L'attaque s'est produite en pleine heure de pointe matinale. Un véhicule piégé par les talibans et une fusillade ont secoué le centre de Kaboul mardi matin, faisant au moins 30 morts – des civils pour la plupart – et 327 blessés. «Un assaillant a garé un camion de chantier sur le parking attenant au bâtiment» et l'a fait exploser, a déclaré Abdul Rahman Rahimi, le chef de la police de la capitale afghane. Il s'agit de la première attaque des insurgés dans la capitale afghane depuis le début de leur «offensive de printemps». Elle visait un bâtiment gouvernemental. Des journalistes de l'AFP ont senti les maisons vibrer, des vitres ont volé en éclats, une colonne de fumée s'élevait dans le ciel et des sirènes de police et d'ambulances retentissaient dans toute la ville.
Les rebelles islamistes ont revendiqué cet attentat-suicide à la voiture piégée, une tactique dont ils font régulièrement usage contre les forces afghanes dans l’insurrection qu’ils mènent depuis la chute de leur régime fin 2001.
Le président afghan Ashraf Ghani a condamné «dans les termes les plus forts l'attaque terroriste de ce matin qui a fait de nombreux morts et blessés parmi nos compatriotes». D'après le ministère de la Santé, 208 personnes ont été blessées, dont certaines «très grièvement».
«Larbins» des forces étrangères
La première explosion, entendue à des kilomètres à la ronde, a été perpétrée au moyen d'une «voiture piégée conduite par un kamikaze», selon Sediq Sediqqi, le porte-parole du ministère de l'Intérieur. Puis «des combattants sont entrés à l'intérieur du complexe», selon Zabiullah Moudjahid, porte-parole habituel des talibans, une assertion que les services de sécurité n'étaient pas en mesure de confirmer.
Cependant des journalistes de l'AFP présents sur place ont entendu des échanges de tirs nourris à proximité du bâtiment que le NDS, les services de renseignement afghans, dit avoir occupé par le passé.

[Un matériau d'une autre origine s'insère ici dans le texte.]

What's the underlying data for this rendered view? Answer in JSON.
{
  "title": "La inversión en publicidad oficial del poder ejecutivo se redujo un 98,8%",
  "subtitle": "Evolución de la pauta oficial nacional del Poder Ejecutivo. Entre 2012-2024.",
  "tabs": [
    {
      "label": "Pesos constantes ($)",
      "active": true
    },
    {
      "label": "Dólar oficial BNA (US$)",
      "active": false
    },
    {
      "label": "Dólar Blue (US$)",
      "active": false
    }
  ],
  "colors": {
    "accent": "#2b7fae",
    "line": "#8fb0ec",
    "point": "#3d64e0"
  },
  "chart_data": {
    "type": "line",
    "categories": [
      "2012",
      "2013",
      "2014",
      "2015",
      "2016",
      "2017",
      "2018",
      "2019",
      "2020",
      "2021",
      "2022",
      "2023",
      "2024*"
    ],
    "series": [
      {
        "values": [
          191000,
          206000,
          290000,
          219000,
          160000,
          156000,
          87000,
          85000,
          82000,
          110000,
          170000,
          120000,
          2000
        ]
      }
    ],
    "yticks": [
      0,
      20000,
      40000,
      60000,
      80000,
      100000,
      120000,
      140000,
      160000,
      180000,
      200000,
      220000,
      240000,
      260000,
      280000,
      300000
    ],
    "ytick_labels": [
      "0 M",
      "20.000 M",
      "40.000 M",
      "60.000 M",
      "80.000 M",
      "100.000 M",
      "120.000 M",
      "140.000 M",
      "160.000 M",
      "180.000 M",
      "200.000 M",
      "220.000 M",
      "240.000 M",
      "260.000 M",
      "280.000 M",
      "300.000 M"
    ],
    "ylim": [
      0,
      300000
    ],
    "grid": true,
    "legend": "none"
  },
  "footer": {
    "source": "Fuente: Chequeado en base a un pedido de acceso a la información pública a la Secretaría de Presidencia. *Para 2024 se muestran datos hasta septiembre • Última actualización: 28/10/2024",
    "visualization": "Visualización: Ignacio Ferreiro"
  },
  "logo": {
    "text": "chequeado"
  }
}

De même source, le complexe serait aujourd'hui utilisé par la présidence. Les talibans ont fréquemment recours aux attentats-suicides contre la police et l'armée afghanes, ainsi que les services de renseignement, qualifiés de «larbins» des forces étrangères déployées en Afghanistan.
Les talibans ont annoncé il y a tout juste une semaine le début de leur «offensive de printemps», «l'Opération Omari», en mémoire du mollah Omar, le défunt fondateur de leur mouvement. Ils disent vouloir mener des «attaques de grande envergure» dans tout le pays, notamment contre les 13 000 soldats de l'Otan et les forces de sécurité afghanes.
Du mal à contenir l’insurrection talibane
Les insurgés ont ainsi lancé vendredi un assaut contre Kunduz, la grande ville du Nord, qu’ils étaient parvenus à envahir et à tenir pendant quelques jours à l’automne dernier. L’armée afghane, seule en première ligne depuis la fin de la mission de combat de l’Otan fin 2014, a toutefois réussi à repousser cette nouvelle offensive sur Kunduz.
Sans l'appui des troupes étrangères sur le terrain, les forces de sécurité ont toutes les peines du monde à contenir l'insurrection talibane, à laquelle s'ajoute depuis un peu plus d'un an la campagne des combattants du groupe Etat islamique, notamment dans l'Est afghan. D'après l'Otan, «environ 5 500» soldats et policiers ont péri l'an dernier au front, mais les civils payent aussi un lourd tribut aux violences. L'année 2015 a été la plus sanglante pour eux depuis que l'ONU a commencé en 2009 à compter le nombre d'Afghans tués ou blessés dans le conflit. La guerre a fait au total 11 002 victimes civiles, dont 3 545 morts, l'an dernier.
Pour tenter de mettre fin au conflit, le gouvernement afghan tente de relancer les pourparlers de paix amorcés à l’été dernier, en suspens depuis l’annonce de la mort du mollah Omar. Afghans, Pakistanais, Chinois et Américains cherchent à ramener les insurgés à la table des négociations depuis janvier, en vain. Ces derniers posent notamment le départ des troupes étrangères comme pré-condition à toute reprise du dialogue.